Exercice d'écriture : écrire un texte qui commencerait pas " Rien ne serait arrivé si je n'avais pas changé de coiffeur". Mon humble contribution.

Rien ne serait arrivé si je n'avais pas changé de coiffeur.

Pas de coup d’œil rapide dans la glace, de respiration qui se coupe, de cœur qui s’emballe.

Exit l’image de cet homme tourné vers cette femme, de leur complicité palpable, leurs discrets frôlements d’épaules. Ils se tiennent tous deux bien droits comme s’ils étaient nés de la même famille, les gestes harmonieux et le silence assourdissant.

Ils s’adossent à leur fauteuil tandis que la jeune femme qui les accompagne se fait coiffer.

Sa chevelure blonde, brillante luit au soleil tandis que la brosse va et vient dans ce dédale de volupté.

 

Elle-même me tourne légèrement le dos mais je peux apercevoir sa mâchoire légèrement carrée, ses lèvres fines et ses sourcils épais.

Je ferme les yeux pour compléter le tableau : Victoire est blonde aux cheveux raides et elle a des yeux bleu clairs.

Je dois reconnaitre que je suis surprise de les trouver ici tous les trois, je savais que ma mère nous cachait le géniteur de ma sœur, j’ignorais par contre qu’elle-même était au courant de l’affaire. 
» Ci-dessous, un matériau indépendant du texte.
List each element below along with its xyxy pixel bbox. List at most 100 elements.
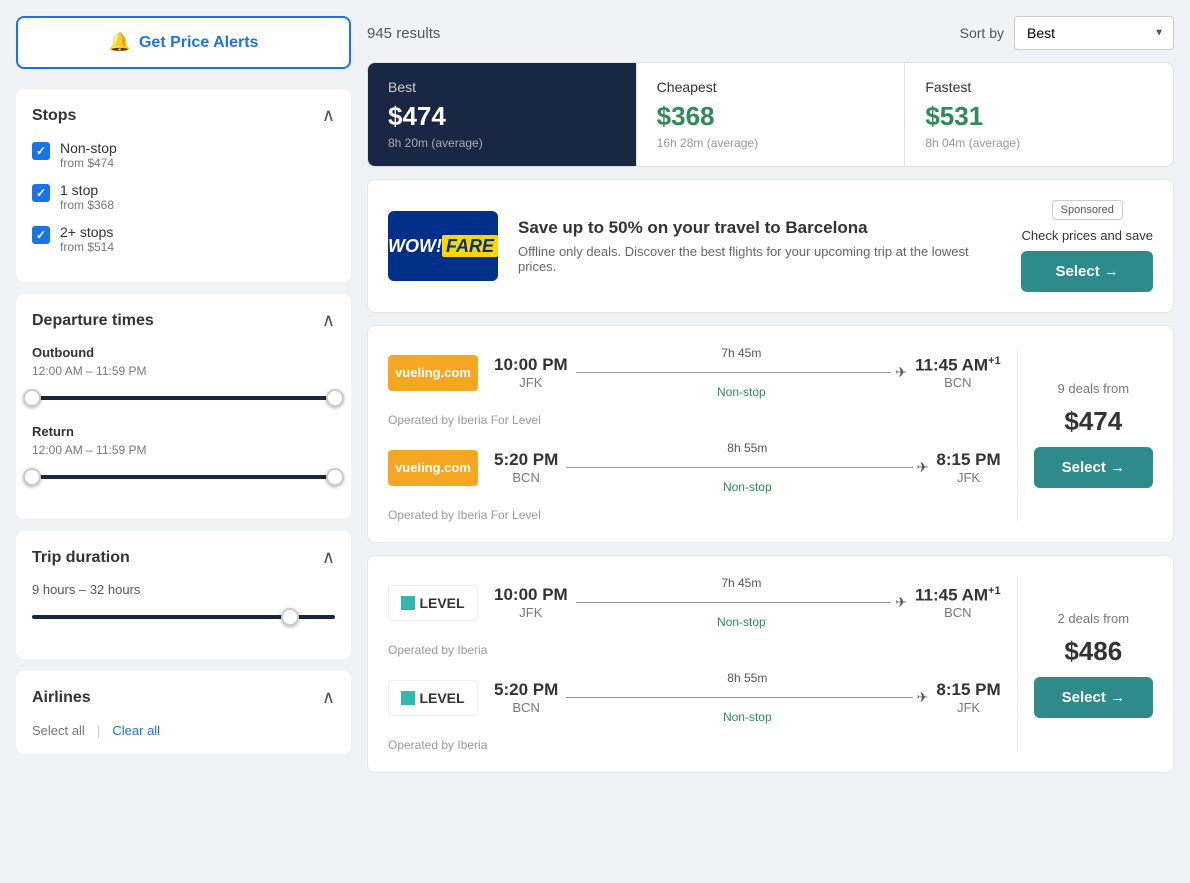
- inbound-departure-time-2: 5:20 PM: [494, 680, 558, 700]
- slider-track: [32, 475, 335, 479]
- level-logo-outbound-2: LEVEL: [388, 585, 478, 621]
- duration-block-inbound-1: 8h 55m ✈ Non-stop: [566, 441, 928, 494]
- select-all-link[interactable]: Select all: [32, 723, 85, 738]
- plane-icon-1: ✈: [895, 364, 907, 381]
- flight-times-inbound-1: 5:20 PM BCN 8h 55m ✈ Non-stop: [494, 441, 1001, 494]
- airline-name-2: LEVEL: [419, 595, 464, 611]
- sponsored-badge: Sponsored: [1052, 200, 1123, 220]
- flight-line-inbound-2: ✈: [566, 689, 928, 706]
- slider-track: [32, 396, 335, 400]
- checkbox-2plus[interactable]: ✓: [32, 226, 50, 244]
- level-square-icon-inbound: [401, 691, 415, 705]
- departure-block-2: 10:00 PM JFK: [494, 585, 568, 620]
- operated-by-inbound-2: Operated by Iberia: [388, 738, 1001, 752]
- departure-chevron[interactable]: ∧: [322, 310, 335, 331]
- inbound-departure-airport-2: BCN: [494, 700, 558, 715]
- departure-block-inbound-1: 5:20 PM BCN: [494, 450, 558, 485]
- outbound-row-1: vueling.com 10:00 PM JFK 7h 45m ✈: [388, 346, 1001, 399]
- nonstop-badge-1: Non-stop: [576, 385, 907, 399]
- duration-block-2: 7h 45m ✈ Non-stop: [576, 576, 907, 629]
- tab-cheapest[interactable]: Cheapest $368 16h 28m (average): [637, 63, 905, 166]
- duration-text-2: 7h 45m: [576, 576, 907, 590]
- stop-item-nonstop[interactable]: ✓ Non-stop from $474: [32, 140, 335, 170]
- departure-airport-1: JFK: [494, 375, 568, 390]
- slider-thumb-right[interactable]: [326, 389, 344, 407]
- departure-time-1: 10:00 PM: [494, 355, 568, 375]
- stops-chevron[interactable]: ∧: [322, 105, 335, 126]
- inbound-departure-time-1: 5:20 PM: [494, 450, 558, 470]
- checkbox-nonstop[interactable]: ✓: [32, 142, 50, 160]
- checkbox-1stop[interactable]: ✓: [32, 184, 50, 202]
- flight-info-2: LEVEL 10:00 PM JFK 7h 45m ✈: [388, 576, 1001, 752]
- ad-action: Sponsored Check prices and save Select →: [1021, 200, 1153, 292]
- inbound-arrival-time-1: 8:15 PM: [936, 450, 1000, 470]
- stop-item-2plus[interactable]: ✓ 2+ stops from $514: [32, 224, 335, 254]
- price-alert-button[interactable]: 🔔 Get Price Alerts: [16, 16, 351, 69]
- tab-cheapest-label: Cheapest: [657, 79, 885, 95]
- level-logo-inbound-2: LEVEL: [388, 680, 478, 716]
- deals-from-2: 2 deals from: [1058, 611, 1130, 626]
- flight-line-inbound-1: ✈: [566, 459, 928, 476]
- trip-duration-slider[interactable]: [32, 607, 335, 627]
- return-label: Return: [32, 424, 335, 439]
- stop-label: 1 stop: [60, 182, 114, 198]
- deal-price-2: $486: [1064, 636, 1122, 667]
- results-header: 945 results Sort by Best Cheapest Fastes…: [367, 16, 1174, 50]
- airline-name-1: vueling.com: [395, 365, 471, 380]
- ad-select-button[interactable]: Select →: [1021, 251, 1153, 292]
- inbound-row-2: LEVEL 5:20 PM BCN 8h 55m ✈: [388, 671, 1001, 724]
- flight-action-1: 9 deals from $474 Select →: [1017, 346, 1153, 522]
- flight-line-1: ✈: [576, 364, 907, 381]
- slider-thumb-left[interactable]: [23, 468, 41, 486]
- flight-card-1: vueling.com 10:00 PM JFK 7h 45m ✈: [367, 325, 1174, 543]
- slider-thumb-right[interactable]: [326, 468, 344, 486]
- flight-times-outbound-2: 10:00 PM JFK 7h 45m ✈ Non-stop: [494, 576, 1001, 629]
- stops-header: Stops ∧: [32, 105, 335, 126]
- departure-header: Departure times ∧: [32, 310, 335, 331]
- departure-times-filter: Departure times ∧ Outbound 12:00 AM – 11…: [16, 294, 351, 519]
- clear-all-link[interactable]: Clear all: [112, 723, 160, 738]
- departure-airport-2: JFK: [494, 605, 568, 620]
- plane-icon-inbound-1: ✈: [917, 459, 929, 476]
- plane-icon-2: ✈: [895, 594, 907, 611]
- airline-name-inbound-2: LEVEL: [419, 690, 464, 706]
- deals-from-1: 9 deals from: [1058, 381, 1130, 396]
- alert-button-label: Get Price Alerts: [139, 34, 258, 52]
- trip-duration-chevron[interactable]: ∧: [322, 547, 335, 568]
- vueling-logo-1: vueling.com: [388, 355, 478, 391]
- airlines-header: Airlines ∧: [32, 687, 335, 708]
- operated-by-outbound-2: Operated by Iberia: [388, 643, 1001, 657]
- slider-thumb-left[interactable]: [23, 389, 41, 407]
- select-button-1[interactable]: Select →: [1034, 447, 1153, 488]
- tab-best[interactable]: Best $474 8h 20m (average): [368, 63, 636, 166]
- trip-duration-filter: Trip duration ∧ 9 hours – 32 hours: [16, 531, 351, 659]
- arrival-airport-2: BCN: [915, 605, 1001, 620]
- outbound-label: Outbound: [32, 345, 335, 360]
- airlines-title: Airlines: [32, 689, 91, 707]
- tab-fastest-label: Fastest: [925, 79, 1153, 95]
- stop-item-1stop[interactable]: ✓ 1 stop from $368: [32, 182, 335, 212]
- wow-fare-logo: WOW!FARE: [388, 236, 498, 257]
- results-count: 945 results: [367, 25, 440, 42]
- sort-label: Sort by: [960, 25, 1004, 41]
- sort-wrapper: Best Cheapest Fastest: [1014, 16, 1174, 50]
- tab-fastest[interactable]: Fastest $531 8h 04m (average): [905, 63, 1173, 166]
- airline-name-inbound-1: vueling.com: [395, 460, 471, 475]
- duration-text-1: 7h 45m: [576, 346, 907, 360]
- departure-block-inbound-2: 5:20 PM BCN: [494, 680, 558, 715]
- operated-by-outbound-1: Operated by Iberia For Level: [388, 413, 1001, 427]
- nonstop-badge-2: Non-stop: [576, 615, 907, 629]
- slider-thumb[interactable]: [281, 608, 299, 626]
- outbound-slider[interactable]: [32, 388, 335, 408]
- inbound-arrival-time-2: 8:15 PM: [936, 680, 1000, 700]
- tab-best-label: Best: [388, 79, 616, 95]
- airlines-chevron[interactable]: ∧: [322, 687, 335, 708]
- arrival-block-inbound-2: 8:15 PM JFK: [936, 680, 1000, 715]
- sort-select[interactable]: Best Cheapest Fastest: [1014, 16, 1174, 50]
- return-slider[interactable]: [32, 467, 335, 487]
- flight-times-inbound-2: 5:20 PM BCN 8h 55m ✈ Non-stop: [494, 671, 1001, 724]
- ad-action-text: Check prices and save: [1021, 228, 1153, 243]
- trip-duration-header: Trip duration ∧: [32, 547, 335, 568]
- select-button-2[interactable]: Select →: [1034, 677, 1153, 718]
- arrival-block-2: 11:45 AM+1 BCN: [915, 585, 1001, 621]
Pas besoin d‘être apprenti médecin pour savoir que les groupes sanguins de mes parents n’expliquent pas celui de ma sœur. Il ne s’agit pas de remplacer Dolto pour affirmer que la déférence de mon père envers ma sœur n’est là que pour composer un amour qu’il ressent comme dû lorsqu’il pense à moi.

Je mange littéralement les miettes de Victoire depuis que je suis née, et encore, je ne sais faire autrement que de dire merci.

Merci pour ses vieilles fringues, sa voiture cabossée, ses CD sans jaquettes, les bribes de beauté qu’elle a bien voulu me laisser.

J’aime si profondément mon unique fratrie que je ne peux qu’éprouver de la culpabilité à ces vils sentiments.

J’observe son père à loisir, c’est vrai qu’il lui ressemble, devrais-je me sentir trahie par ces mensonges ? 

Ou reconnaissante peut être ?

 

Je hais cet homme, je hais ma mère, je hais ce maudit salon ou viennent se faire balayer les restes de mon amour propre.

Je pose le magazine que je lisais sans comprendre, chuchote une autre fois à la coiffeuse manucurée, rase les murs pour sortir discrètement.

Je suis pleutre, lâche, je ne vaux pas mieux que le commun des mortels.

J’entends à peine le « ma chérie que fais-tu ici » de ma mère.

La nausée me prend tout à coup alors que je joue le jeu du : « je te présente Marius, il vieil ami que nous venons de croiser ». 

 

C’est donc ici et dans cet « enchantée monsieur » que je laisse alors le peu de dignité qu’il me reste, moi qui tant de fois ai voulu trouver en moi le courage que ma famille n’a pas eu de braver toutes ces vulgaires politesses.